Possible areas for additional training
It is not always easy to carry out a self-assessment objectively. However by looking at each aspect of your childminding business you should be able to ascertain which areas you need additional training in. If, for example, you are caring for a child with a particular disability, you should be seeking additional training to help you carry out your duties effectively. Likewise, if you have not undertaken any training in Birth to Three Matters and you are caring for a baby you should consider enrolling on an appropriate course.
Child protection issues are also ‘grey’ areas for many childminders who may have only briefly looked at these issues whilst on other courses. All childminders should be competent in child protection issues and know how to spot signs of abuse and how to report them.
First aid is another aspect of a childminder’s training which needs to be regularly updated.
Parents’ ideas and suggestions
Consider asking the parents of the children you are caring for to complete a simple questionnaire which you have devised. The questionnaire should ask the parents to comment on areas of your childcare practice such as the menus and activities you provide, how happy they consider their children to be. It is always a good idea to ‘invite’ parents to add their own ideas or to suggest areas for improvement.
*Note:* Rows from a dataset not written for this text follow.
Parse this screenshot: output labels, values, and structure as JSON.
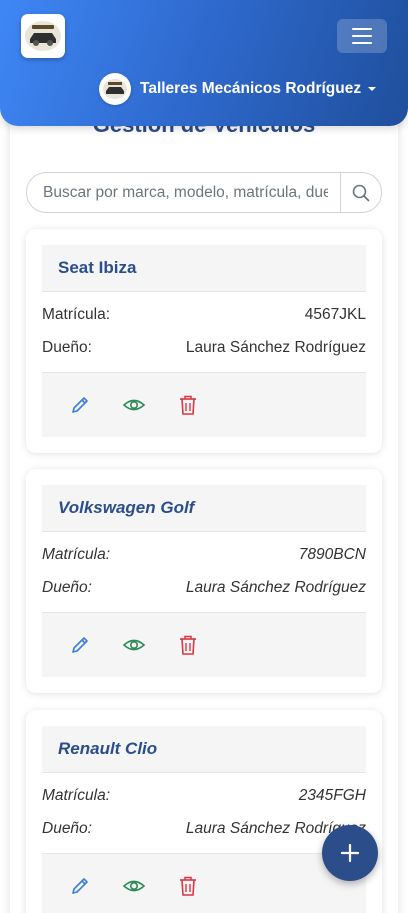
{
  "header": {
    "logo_alt": "garage-logo",
    "menu_icon": "hamburger-icon",
    "user_name": "Talleres Mecánicos Rodríguez"
  },
  "page": {
    "title": "Gestión de Vehículos"
  },
  "search": {
    "placeholder": "Buscar por marca, modelo, matrícula, dueño..."
  },
  "labels": {
    "plate": "Matrícula:",
    "owner": "Dueño:"
  },
  "vehicles": [
    {
      "name": "Seat Ibiza",
      "plate": "4567JKL",
      "owner": "Laura Sánchez Rodríguez"
    },
    {
      "name": "Volkswagen Golf",
      "plate": "7890BCN",
      "owner": "Laura Sánchez Rodríguez"
    },
    {
      "name": "Renault Clio",
      "plate": "2345FGH",
      "owner": "Laura Sánchez Rodríguez"
    }
  ],
  "colors": {
    "primary": "#2b4e8b",
    "edit": "#3b7ddd",
    "view": "#2e8b57",
    "delete": "#dc3545"
  }
}
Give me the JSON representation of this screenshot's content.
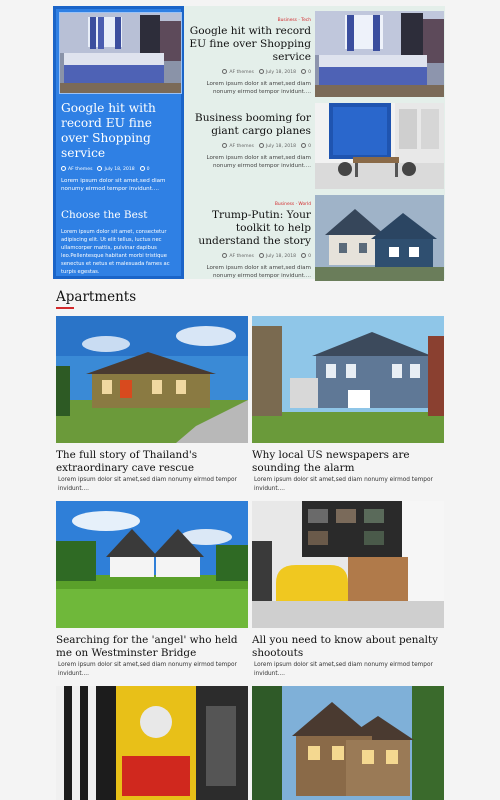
{
  "featured": {
    "main": {
      "title": "Google hit with record EU fine over Shopping service",
      "author": "AF themes",
      "date": "July 18, 2018",
      "comments": "0",
      "excerpt": "Lorem ipsum dolor sit amet,sed diam nonumy eirmod tempor invidunt....",
      "promo_title": "Choose the Best",
      "promo_text": "Lorem ipsum dolor sit amet, consectetur adipiscing elit. Ut elit tellus, luctus nec ullamcorper mattis, pulvinar dapibus leo.Pellentesque habitant morbi tristique senectus et netus et malesuada fames ac turpis egestas."
    },
    "list": [
      {
        "category": "Business · Tech",
        "title": "Google hit with record EU fine over Shopping service",
        "author": "AF themes",
        "date": "July 18, 2018",
        "comments": "0",
        "excerpt": "Lorem ipsum dolor sit amet,sed diam nonumy eirmod tempor invidunt...."
      },
      {
        "category": "",
        "title": "Business booming for giant cargo planes",
        "author": "AF themes",
        "date": "July 18, 2018",
        "comments": "0",
        "excerpt": "Lorem ipsum dolor sit amet,sed diam nonumy eirmod tempor invidunt...."
      },
      {
        "category": "Business · World",
        "title": "Trump-Putin: Your toolkit to help understand the story",
        "author": "AF themes",
        "date": "July 18, 2018",
        "comments": "0",
        "excerpt": "Lorem ipsum dolor sit amet,sed diam nonumy eirmod tempor invidunt...."
      }
    ]
  },
  "section": {
    "title": "Apartments",
    "accent": "#d2292c"
  },
  "grid": [
    {
      "title": "The full story of Thailand's extraordinary cave rescue",
      "excerpt": "Lorem ipsum dolor sit amet,sed diam nonumy eirmod tempor invidunt...."
    },
    {
      "title": "Why local US newspapers are sounding the alarm",
      "excerpt": "Lorem ipsum dolor sit amet,sed diam nonumy eirmod tempor invidunt...."
    },
    {
      "title": "Searching for the 'angel' who held me on Westminster Bridge",
      "excerpt": "Lorem ipsum dolor sit amet,sed diam nonumy eirmod tempor invidunt...."
    },
    {
      "title": "All you need to know about penalty shootouts",
      "excerpt": "Lorem ipsum dolor sit amet,sed diam nonumy eirmod tempor invidunt...."
    },
    {
      "title": "",
      "excerpt": ""
    },
    {
      "title": "",
      "excerpt": ""
    }
  ],
  "colors": {
    "feature_blue": "#2f80e4",
    "list_bg": "#e4efea",
    "accent_red": "#d2292c"
  },
  "icons": {
    "author": "user-icon",
    "date": "clock-icon",
    "comments": "comment-icon"
  }
}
Don’t look at the results of the questionnaires as criticism but use the parents’ comments to improve the service you provide. You may find that parents, who often wouldn’t say anything to you face to face, have a lot to say when invited to give their comments on a questionnaire!
Of course if you are going to offer parents the chance to tell you truthfully what they think, you must be prepared to take their comments on board and make any necessary changes to your routines. If a parent requests something specifically which you are unable to carry out, explain why it is not possible for you to do it, and try to offer a compromise. Never ignore a suggestion made by a parent, as they may feel as if their opinions are unimportant and that is the very last thing you should be striving to achieve. Always remember that happy parents are just as important to your childminding business as happy children!